Not surprisingly, the dildo story ran through the crew more thoroughly than a boat drill. While discussions of the intriguing items were frequent, requests to see them were not... with one notable exception. Yoyo lingered around Divina's desk at all hours, day and night, hoping to sneak a peek at the mysterious treasure. Though exceptionally shy, his wonder overcame all. Noting that he was the ship's photographer, I asked why he didn't take a picture of it. He blushed as badly as Divina.
And ever did Divina blush! When the fateful day arrived to dispose of the items, the Surf buzzed like a small town expectant of a parade. Everybody found a reason to sidle up to the purser's desk at some point or other, and 'innocently' inquire if the items had been claimed. Poor, poor Divina. She was red in the face every time. At the end of the night I, too, had to ask.
"You know what?" she said, again conspiratorially. "They disappeared!"
But something appeared off to me. Divina was adorably prone to deeming everything scandalous. Thus, I'd seen her confide many a time. This time seemed somehow forced. Something about her presentation was new. Then I realize it wasn't her presentation that was new, but her watch. It belonged to Yoyo. Or, rather, it had belonged to Yoyo. Methinks some high seas bartering was going on!
5
At sea, ship officers were judge, jury, and executioner. An accusation alone, regardless of whether proof was provided or not, was enough to dump a crew member. And dump is precisely what the officers of Wind Surf did: they abandoned a shocked and confused Janie in Arabic North Africa, leaving her to find her own way back to Saskatchewan. The surprise firing—no warnings, no discussions, just execution—left Janie in quite an emotional state.
I
was setting up my desk in the starboard hall when Janie bounced over to see me. In fact, she actually ran across the hall to give me a huge hug. She squeezed much stronger than I expected. Only then did I notice, hovering in the background, the chief of security.
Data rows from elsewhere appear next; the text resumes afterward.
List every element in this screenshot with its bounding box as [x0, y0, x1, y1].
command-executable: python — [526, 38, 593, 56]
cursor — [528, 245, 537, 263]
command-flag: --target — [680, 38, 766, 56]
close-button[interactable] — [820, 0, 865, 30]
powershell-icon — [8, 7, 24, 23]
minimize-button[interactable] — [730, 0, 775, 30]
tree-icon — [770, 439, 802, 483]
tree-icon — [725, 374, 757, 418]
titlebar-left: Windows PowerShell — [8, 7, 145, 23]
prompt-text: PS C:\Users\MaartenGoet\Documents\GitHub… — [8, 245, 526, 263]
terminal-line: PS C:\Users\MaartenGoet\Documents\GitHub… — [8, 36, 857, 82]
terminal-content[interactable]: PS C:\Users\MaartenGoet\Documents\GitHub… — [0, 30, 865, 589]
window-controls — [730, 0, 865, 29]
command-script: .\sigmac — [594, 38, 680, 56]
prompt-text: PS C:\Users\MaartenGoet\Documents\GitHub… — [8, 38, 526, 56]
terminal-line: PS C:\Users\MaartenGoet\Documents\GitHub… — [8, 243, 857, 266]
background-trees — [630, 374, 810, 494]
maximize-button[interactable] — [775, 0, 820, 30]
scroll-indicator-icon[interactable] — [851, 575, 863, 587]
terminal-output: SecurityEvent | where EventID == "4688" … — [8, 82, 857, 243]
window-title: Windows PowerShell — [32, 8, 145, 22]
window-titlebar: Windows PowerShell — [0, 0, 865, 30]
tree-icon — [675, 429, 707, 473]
Despite the flood of emotion, the Asian remained firmly professional, intentionally disinterested.
Pulling free from her mighty embrace, I asked, "What's going on here?"
"I've been fired!" Janie wailed. Tears streamed down her face, unchecked.
"Fired?" I said, surprised. "What for?"
"Stealing," she wailed. Tears exploded from her, and she visibly shivered. Janie was obviously suffering from shock. "They think I stole cartons of cigarettes! Can you believe that?"
I couldn't. While Janie was neither subtle nor street smart, she wasn't stupid. Certainly she wasn't stupid enough to steal entire cartons of cigarettes only one day after the Mafia failed to do so. The tobacco inventory, both paperwork and physical count, had been scrutinized as thoroughly as if sniffed by a police dog. These ship officers had outmaneuvered and out-bullied the freakin' Mafia in their own homeland! Did they really think a small-town girl from rural Canada would try the very same crime the very next day?
"You'll have to talk to the hotel director about it," the security chief informed me quietly. He gently prodded Janie onward.
"You know that's not why!" Janie verbally slashed out at him. The chief avoided her gaze, but she kept right on attacking. "It's because I'm sleeping with Asians, that's why! The officers don't like to see a white girl sleeping with Asians."
I frowned less at the accusation than at the Asian chief's response to it. He obviously agreed with her. Clearly he was not happy about his duty.